There is color everywhere across the peninsula, finally. Spring has decked out, and on top of the finery, it’s wearing lavish perfume. On a walk today, the fragrance of lily-of-the-valleys in the nearby woods was arresting. (Yes, I stopped in my tracks.)
And oh… the lilacs are everywhere, so many are in my house. I don’t feel a bit guilty absconding with bunches of them when the bushes are plentiful in front of abandoned farmhouses or deserted old stone foundations, planted years ago by people now long gone.
I plan to take more pictures soon of these marvelous colors, but today I cannot help but fixate on just one of them: green.
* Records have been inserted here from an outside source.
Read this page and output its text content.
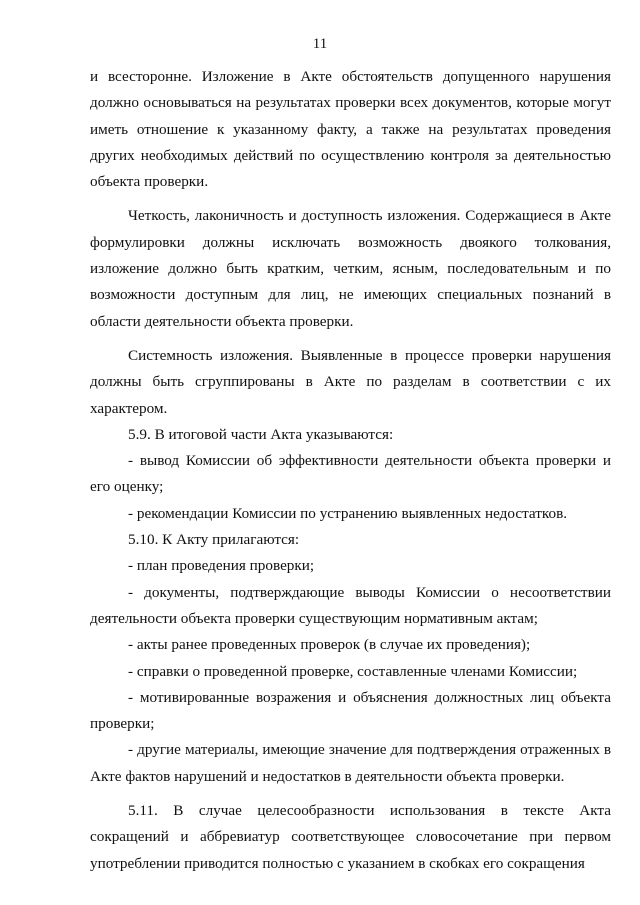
11

и всесторонне. Изложение в Акте обстоятельств допущенного нарушения должно основываться на результатах проверки всех документов, которые могут иметь отношение к указанному факту, а также на результатах проведения других необходимых действий по осуществлению контроля за деятельностью объекта проверки.

Четкость, лаконичность и доступность изложения. Содержащиеся в Акте формулировки должны исключать возможность двоякого толкования, изложение должно быть кратким, четким, ясным, последовательным и по возможности доступным для лиц, не имеющих специальных познаний в области деятельности объекта проверки.

Системность изложения. Выявленные в процессе проверки нарушения должны быть сгруппированы в Акте по разделам в соответствии с их характером.

5.9. В итоговой части Акта указываются:

- вывод Комиссии об эффективности деятельности объекта проверки и его оценку;

- рекомендации Комиссии по устранению выявленных недостатков.

5.10. К Акту прилагаются:

- план проведения проверки;

- документы, подтверждающие выводы Комиссии о несоответствии деятельности объекта проверки существующим нормативным актам;

- акты ранее проведенных проверок (в случае их проведения);

- справки о проведенной проверке, составленные членами Комиссии;

- мотивированные возражения и объяснения должностных лиц объекта проверки;

- другие материалы, имеющие значение для подтверждения отраженных в Акте фактов нарушений и недостатков в деятельности объекта проверки.

5.11. В случае целесообразности использования в тексте Акта сокращений и аббревиатур соответствующее словосочетание при первом употреблении приводится полностью с указанием в скобках его сокращения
Two weeks ago, things were brown; now they are not.
Pastures and fields and meadows are green.
Roadsides are green.
The trees are full-on, uncomplicated, and only green.
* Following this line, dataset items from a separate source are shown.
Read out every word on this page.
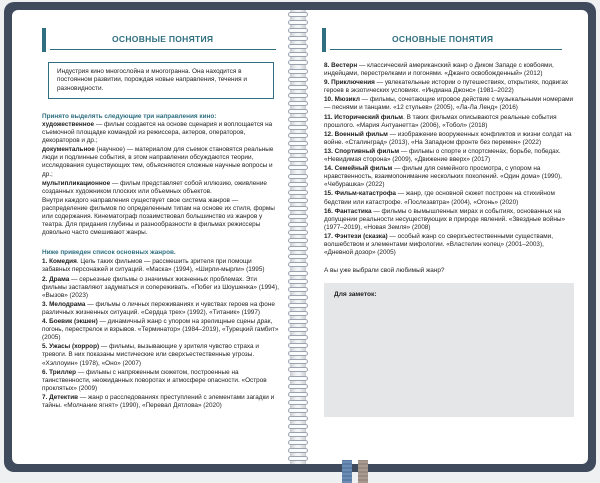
ОСНОВНЫЕ ПОНЯТИЯ
Индустрия кино многослойна и многогранна. Она находится в постоянном развитии, порождая новые направления, течения и разновидности.
Принято выделять следующие три направления кино:
художественное — фильм создается на основе сценария и воплощается на съемочной площадке командой из режиссера, актеров, операторов, декораторов и др.;
документальное (научное) — материалом для съемок становятся реальные люди и подлинные события, в этом направлении обсуждаются теории, исследования существующих тем, объясняются сложные научные вопросы и др.;
мультипликационное — фильм представляет собой иллюзию, оживление созданных художником плоских или объемных объектов.
Внутри каждого направления существует свое система жанров — распределение фильмов по определенным типам на основе их стиля, формы или содержания. Кинематограф позаимствовал большинство из жанров у театра. Для придания глубины и разнообразности в фильмах режиссеры довольно часто смешивают жанры.
Ниже приведен список основных жанров.
1. Комедия. Цель таких фильмов — рассмешить зрителя при помощи забавных персонажей и ситуаций. «Маска» (1994), «Ширли-мырли» (1995)
2. Драма — серьезные фильмы о значимых жизненных проблемах. Эти фильмы заставляют задуматься и сопереживать. «Побег из Шоушенка» (1994), «Вызов» (2023)
3. Мелодрама — фильмы о личных переживаниях и чувствах героев на фоне различных жизненных ситуаций. «Сердца трех» (1992), «Титаник» (1997)
4. Боевик (экшен) — динамичный жанр с упором на зрелищные сцены драк, погонь, перестрелок и взрывов. «Терминатор» (1984–2019), «Турецкий гамбит» (2005)
5. Ужасы (хоррор) — фильмы, вызывающие у зрителя чувство страха и тревоги. В них показаны мистические или сверхъестественные угрозы. «Хэллоуин» (1978), «Оно» (2007)
6. Триллер — фильмы с напряженным сюжетом, построенные на таинственности, неожиданных поворотах и атмосфере опасности. «Остров проклятых» (2009)
7. Детектив — жанр о расследованиях преступлений с элементами загадки и тайны. «Молчание ягнят» (1990), «Перевал Дятлова» (2020)
ОСНОВНЫЕ ПОНЯТИЯ
8. Вестерн — классический американский жанр о Диком Западе с ковбоями, индейцами, перестрелками и погонями. «Джанго освобожденный» (2012)
9. Приключения — увлекательные истории о путешествиях, открытиях, подвигах героев в экзотических условиях. «Индиана Джонс» (1981–2022)
10. Мюзикл — фильмы, сочетающие игровое действие с музыкальными номерами — песнями и танцами. «12 стульев» (2005), «Ла-Ла Ленд» (2016)
11. Исторический фильм. В таких фильмах описываются реальные события прошлого. «Мария Антуанетта» (2006), «Тобол» (2018)
12. Военный фильм — изображение вооруженных конфликтов и жизни солдат на войне. «Сталинград» (2013), «На Западном фронте без перемен» (2022)
13. Спортивный фильм — фильмы о спорте и спортсменах, борьбе, победах. «Невидимая сторона» (2009), «Движение вверх» (2017)
14. Семейный фильм — фильм для семейного просмотра, с упором на нравственность, взаимопонимание нескольких поколений. «Один дома» (1990), «Чебурашка» (2022)
15. Фильм-катастрофа — жанр, где основной сюжет построен на стихийном бедствии или катастрофе. «Послезавтра» (2004), «Огонь» (2020)
16. Фантастика — фильмы о вымышленных мирах и событиях, основанных на допущении реальности несуществующих в природе явлений. «Звездные войны» (1977–2019), «Новая Земля» (2008)
17. Фэнтези (сказка) — особый жанр со сверхъестественными существами, волшебством и элементами мифологии. «Властелин колец» (2001–2003), «Дневной дозор» (2005)
А вы уже выбрали свой любимый жанр?
Для заметок:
When I taught students about poetry, we always dissected the poet’s use of color. Because of course, color means everything.
For example, if Dylan Thomas had written about “good men” dancing in an orange bay, or a turquoise bay or a crimson one, the feel would be different. Good men nurture others; they cultivate and bring life, so green is absolutely the right color, the right choice of a word.
Good men, the last wave by, crying how bright
Their frail deeds might have danced in a green bay
Rage, rage against the dying of the light.
Color is full of connotation. It evokes mood, emotion, memory. It’s why good writers use it effectively. It’s why I’m glad I don’t live in a drab and colorless world.
Door County is always pretty. I love the blues of the lake in the summer, the oranges and reds of fall, the white of winter. Today, however, I’m especially taken by and grateful for the green of spring.